Checking If A Large Number of Users Exist At Once


#1

Hello everyone,

I am working on an application that required me to check if a large number of twitter users exist, roughly 87000. I did have previous program that worked with about 1000 users and I ran the method LookUpUsers() in order to get them back in increments of 100. This worked great as I split up my calls and for 1000 I would only need 10 calls, and so on. But for large numbers of users such as 87000 I would need to make about 870 calls. Before I called this method I checked each user’s existence with a call to checkID and if a 404 came back I would remove that user from the my Array list.

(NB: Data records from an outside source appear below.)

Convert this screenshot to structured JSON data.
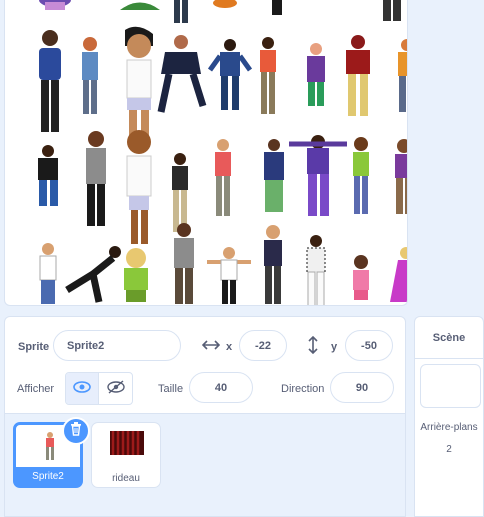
{
  "sprite_info": {
    "sprite_label": "Sprite",
    "sprite_name": "Sprite2",
    "x_label": "x",
    "x_value": "-22",
    "y_label": "y",
    "y_value": "-50",
    "show_label": "Afficher",
    "size_label": "Taille",
    "size_value": "40",
    "direction_label": "Direction",
    "direction_value": "90"
  },
  "sprite_list": [
    {
      "name": "Sprite2",
      "selected": true
    },
    {
      "name": "rideau",
      "selected": false
    }
  ],
  "stage_panel": {
    "title": "Scène",
    "backdrops_label": "Arrière-plans",
    "backdrops_count": "2"
  },
  "colors": {
    "accent": "#4c97ff",
    "text": "#575e75",
    "panel_bg": "#e9f1fc"
  },
  "icons": [
    "eye-icon",
    "eye-slash-icon",
    "horizontal-arrows-icon",
    "vertical-arrows-icon",
    "trash-icon"
  ]
}
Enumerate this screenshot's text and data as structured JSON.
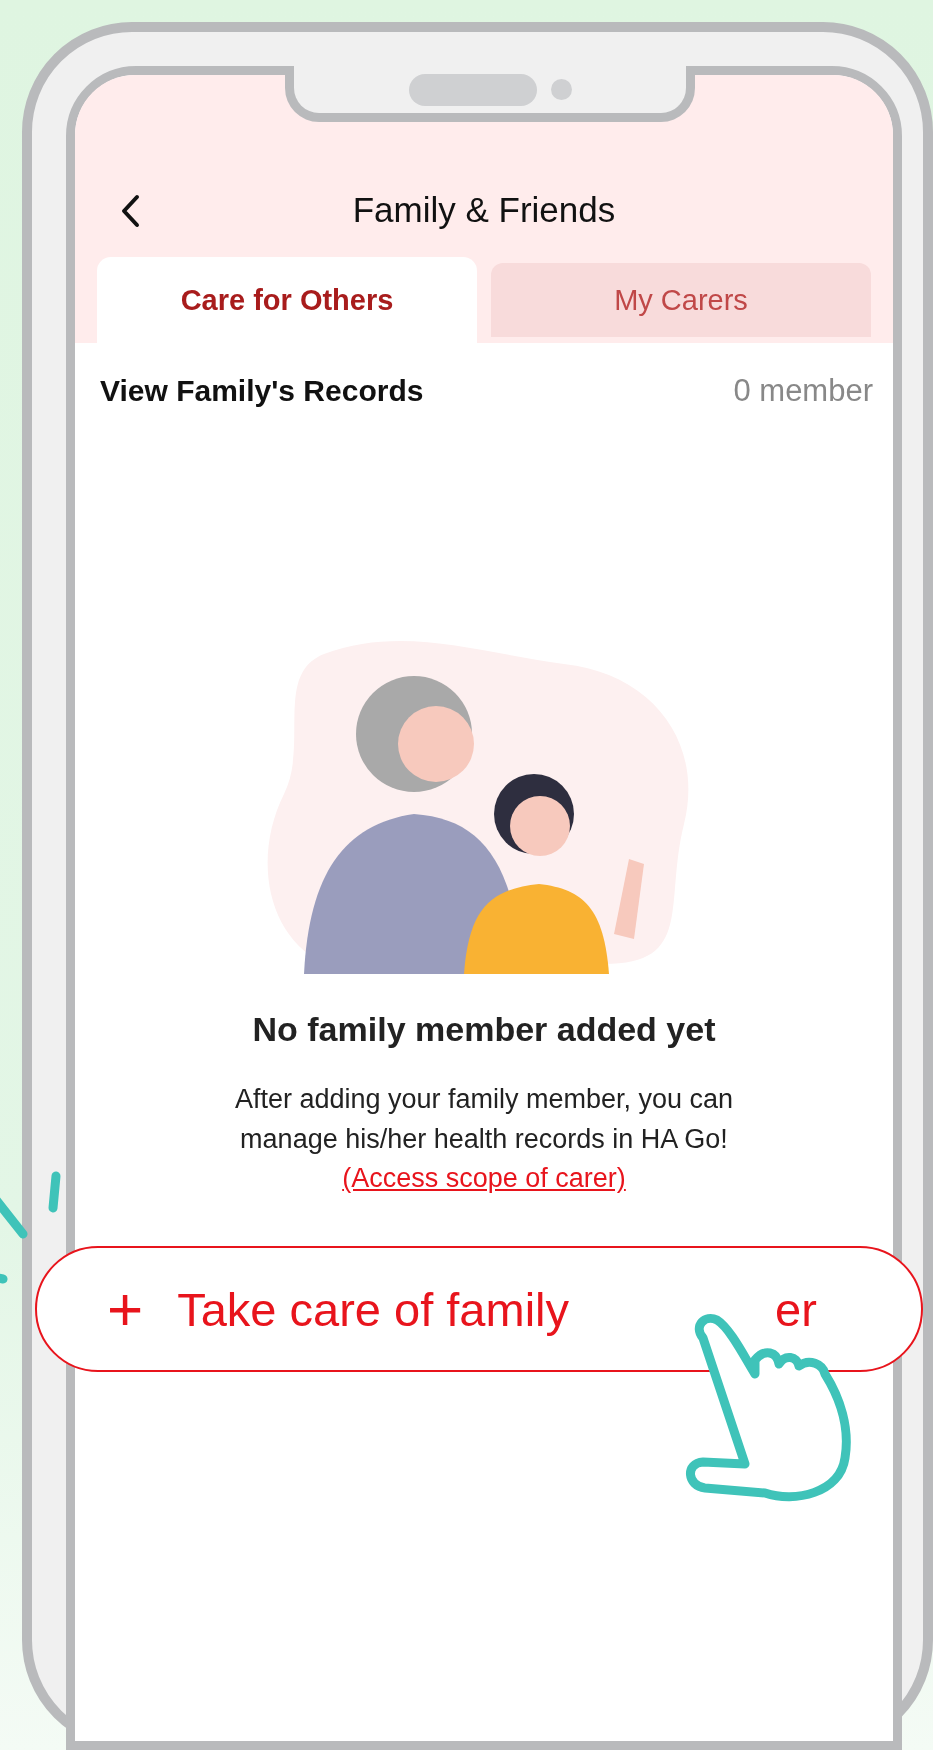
{
  "header": {
    "title": "Family & Friends"
  },
  "tabs": [
    {
      "label": "Care for Others",
      "selected": true
    },
    {
      "label": "My Carers",
      "selected": false
    }
  ],
  "section": {
    "title": "View Family's Records",
    "count": "0 member"
  },
  "empty_state": {
    "heading": "No family member added yet",
    "body": "After adding your family member, you can manage his/her health records in HA Go!",
    "link": "(Access scope of carer)"
  },
  "action_button": {
    "icon": "+",
    "label_parts": [
      "Take care of family",
      "er"
    ]
  }
}
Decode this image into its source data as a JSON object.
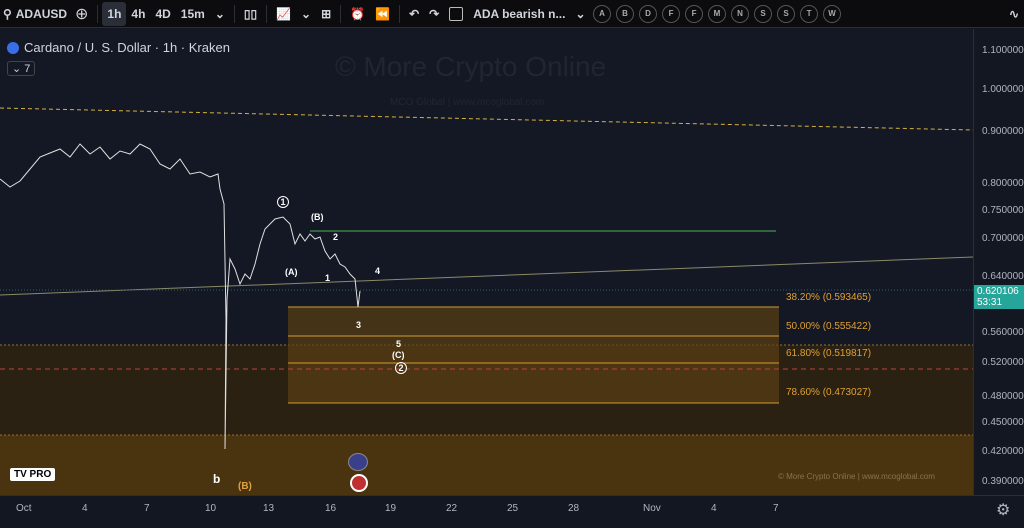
{
  "toolbar": {
    "symbol": "ADAUSD",
    "intervals": [
      "1h",
      "4h",
      "4D",
      "15m"
    ],
    "active_interval": "1h",
    "layout_name": "ADA bearish n...",
    "letters": [
      "A",
      "B",
      "D",
      "F",
      "F",
      "M",
      "N",
      "S",
      "S",
      "T",
      "W"
    ]
  },
  "legend": {
    "title": "Cardano / U. S. Dollar · 1h · Kraken",
    "indicators_count": "7"
  },
  "watermark": {
    "main": "© More Crypto Online",
    "sub": "MCO Global  |  www.mcoglobal.com",
    "footer": "© More Crypto Online  |  www.mcoglobal.com"
  },
  "price_axis": [
    "1.100000",
    "1.000000",
    "0.900000",
    "0.800000",
    "0.750000",
    "0.700000",
    "0.640000",
    "0.560000",
    "0.520000",
    "0.480000",
    "0.450000",
    "0.420000",
    "0.390000"
  ],
  "last_price": {
    "value": "0.620106",
    "countdown": "53:31",
    "color": "#26a69a"
  },
  "time_axis": [
    "Oct",
    "4",
    "7",
    "10",
    "13",
    "16",
    "19",
    "22",
    "25",
    "28",
    "Nov",
    "4",
    "7"
  ],
  "fib_levels": [
    {
      "label": "38.20% (0.593465)"
    },
    {
      "label": "50.00% (0.555422)"
    },
    {
      "label": "61.80% (0.519817)"
    },
    {
      "label": "78.60% (0.473027)"
    }
  ],
  "waves": {
    "w1c": "1",
    "B": "(B)",
    "two": "2",
    "A": "(A)",
    "one": "1",
    "four": "4",
    "three": "3",
    "five": "5",
    "C": "(C)",
    "w2c": "2",
    "b": "b",
    "Bb": "(B)"
  },
  "logo": "TV PRO"
}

So is there an easy way to check whether a user actually exists? Why isn’t there a method called exists() in the API? Any suggestions or tips on how to go forward would be a great help!

Thank you very much.


#2

users/lookup is the method to use. You can look them up in increments of 100. It’s the only way to accomplish your goals. Due to rate limiting, it will just take you time (and patience) to work through your data set.

What’s the use case you’re trying to solve for? (As in, why do you have 87,000 user IDs or screen names that you need to either map to Twitter accounts or to confirm the existence of?)


#3

I am doing research at a local university and have built a classifier and algorithm to figure out whether a user is male or female. it worked great for around 1000 users. I have a method called CallTwitterAPI that ultimately returns an array list of twitter4j.User objects for each 100 users. I am then adding this to an existing array list each time to keep track of all the users. I need the information of each user such as real name, profile description, and more.

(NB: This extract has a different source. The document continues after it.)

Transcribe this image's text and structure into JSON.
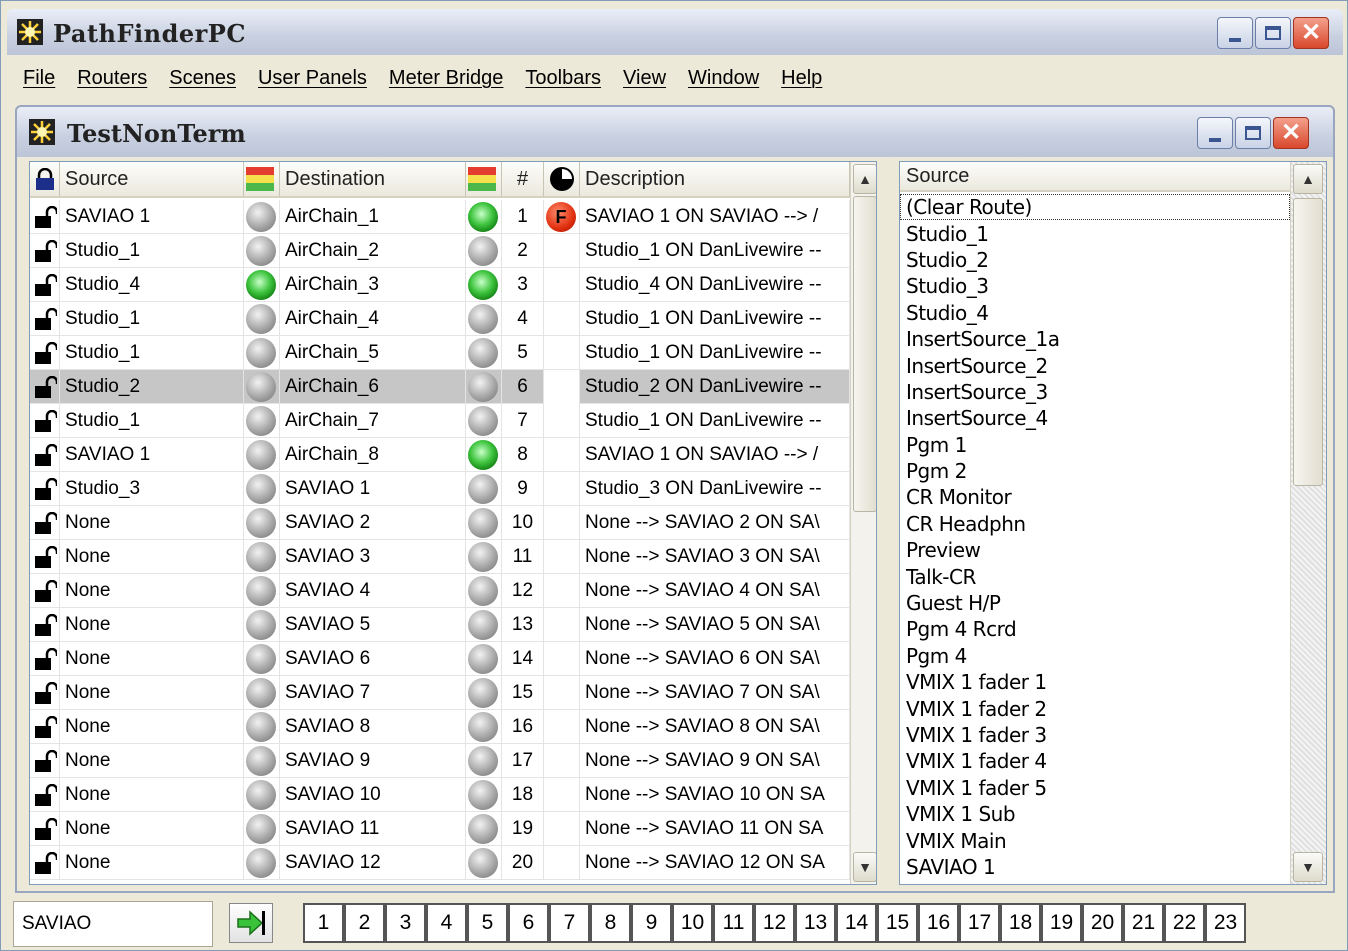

Also, if one of the user’s out of 100 that I give LookUpUsers is null, what happens then? Does the method behave in a certain way?

Lastly when you say time to take, what are you eluding to? Is there a good way to delay my time when calling the API? Any help would be great.

Thanks again!!!


#4

When presented with a list of criteria, users/lookup will respond with objects that have a match. If an object has no match, it just won’t be returned. So if you provide 100 user names, but only 50 of them match Twitter accounts, you’ll get 50 records back and no indication as to the other 50 you were looking for.

By time I mean:

The REST API is rate limited. Each API method has a different rate limit. Using OAuth 1.0A, you can use users/lookup 180 times per 15 minutes. With 100 lookups per call, that allows you 18,000 lookups per 15 minutes. Once you’ve looked up 18,000, you’ll have to wait until a 15 minute window is complete before resuming.

All the information around rate limiting is communicated via HTTP headers. You can code your application to listen to these HTTP headers and throttle requests appropriately.

When performing bulk user lookup like this, it’s best to be especially polite with the API – respond to error codes and rate limiting conditions… if the API tells you it’s having trouble processing your requests, exponentially back off.


#5

Thanks for your help. I truly appreciate it.

I am using Twitter4J by the way. So, if I’m able to perform 180 queries to the API every 15 minutes with 100 users each time if using LookUpUsers, then that means I can still get a large amount of information right? I do have to wait for the time to reset my RateLimitExceeded variable to go back to normal don’t I? So perhaps I could just do a Thread.sleep() during that time to cope with it. So, 18000 users for each time before I hit my rate limit again. Maybe it’s doable but I wish Twitter would grant better limits for people conducting research.

Thank you again.